Juan Esteban Peláez

POEMAS

EL CASTILLO

La palabra corazón hace referencia a los sentimientos nacidos del amor. No es el corazón en sí el que siente, pero sí se acelera cuando tenemos cerca una persona que nos atrae. Sin embargo, ya aclarado esto, seguiré haciendo alusión a la palabra corazón.

Ahora bien, hay corazones duros como el hielo, y hay otros vulnerables como la oveja. Hay unos que aprovechan la situación, cuales lobos hambrientos, y hay otros que se regalan a sí mismo, cuales enfermos a las vacunas. Hay unos que se llenan de dependencias, como los presos que han pasado toda su vida en una cárcel, y que por lo mismo les asusta el mundo.

Pero tu corazón, mi amada reina, es distinto, y a lo único que se asemeja es a un poderoso baluarte, o a un imponente castillo. Allí, mi niña, hay varios habitantes, y a sus afueras ejércitos enteros para invadirlo; entre esos ejércitos uno con un estandarte poderoso: Un pendón donde tengo enarbolada mi alma.

Tienes allí sentimientos encerrados, presos de guerras pasadas; almas de hombres que te amaron, pero a los que tú no amaste. Y siguen presos porque jamás salió de tu boca frase alguna, ni un desprecio ni una aceptación. Allí siguen esperando una sentencia proveniente de la reina que domina el castillo, sentada plácida sobre un trono imponente: He ahí tu razón.

También hay otra clase de presos: Tus sentimientos. Estados de ánimo que jamás dejas salir, que amurallas con tu rostro inexpresivo y tu soberbia cautela. Sentimientos encerrados con barrotes de orgullo que no ceden ante los más fuertes terremotos.

Y hay dos tronos allí: Uno está dominado por la reina, o sea por tu razón. Ella viste de azul, con bordados de oro y plata. Una majestuosa corona brilla en su altiva cabeza, y una mirada de granito escruta cualquier presencia. El otro trono lo domina una bella doncella, de vestido rojo como la sangre, que simboliza tu impulso. A veces, caprichosa y mimada, anda por el castillo y te hace sentir extraña, indecisa, dudosa; a veces canta, lo que te ocasiona una alegría incontenible al realizar una acción sin pensar; pero cuando se posa sobre el trono de la reina cometes errores, y lloras por ellos.

Ahora bien, afuera del castillo, como mendigos en un invierno inclemente, hay poderosas pero cansadas brigadas que desean a toda costa conquistar tu corazón, invadir ese majestuoso castillo para poder dominar tu ser. Pero los muros son poderosos, pues tu silencio es un abismo profundo, un foso alrededor de torres que vigilan, cuales ojos sublimes, toda acción masculina. Y detrás tus ojos, hechos de joyas negras y preciadas, que ni los fantasmas logran burlar.

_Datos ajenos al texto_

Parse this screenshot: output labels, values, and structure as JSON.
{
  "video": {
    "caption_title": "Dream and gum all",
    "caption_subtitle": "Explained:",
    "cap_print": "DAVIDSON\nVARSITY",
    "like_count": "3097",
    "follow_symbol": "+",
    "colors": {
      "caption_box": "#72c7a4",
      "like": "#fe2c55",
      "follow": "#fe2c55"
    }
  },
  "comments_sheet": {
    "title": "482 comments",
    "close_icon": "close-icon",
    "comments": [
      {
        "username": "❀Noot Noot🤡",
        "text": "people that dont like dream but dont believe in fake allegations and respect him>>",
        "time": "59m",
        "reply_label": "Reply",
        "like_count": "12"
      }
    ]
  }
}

Además, hay un tesoro enorme tras esos murallones: En las salas llenas de frescos y lujos, reposa tu belleza, como una tierna madre que abraza con fervor tu rostro y tu cuerpo entero. Y, sin embargo, las joyas más preciosas del castillo están en las catacumbas, donde tus brillantes sentimientos claman salir de los cofres y así encontrar por fin la felicidad en otro castillo. Allí hay joyas azules de tristezas, esmeraldas de esperanzas, rubíes de amores, ágatas de furia, y más; formando así un tesoro tan gigantesco, que ni todas las riquezas de los galeones juntadas por los piratas de todos los tiempos podrían igualar el valor de tu corazón.

¡¿Qué no daría, mi hermosa muñeca, porque no tuviera que invadir ese castillo a la fuerza, y en vez abrieras con una sonrisa esas puertas de potentes batientes?! Dime, mi amada princesa, ¿qué debo hacer para obtener las joyas de tu corazón sin necesidad de una espada y un escudo? El filo de mis palabras desaparece con el pasar de los días, y mi escudo se vence cada vez que me sonríes. Dime, mi bella porcelana, ¿qué necesito para abrir las puertas de tu corazón?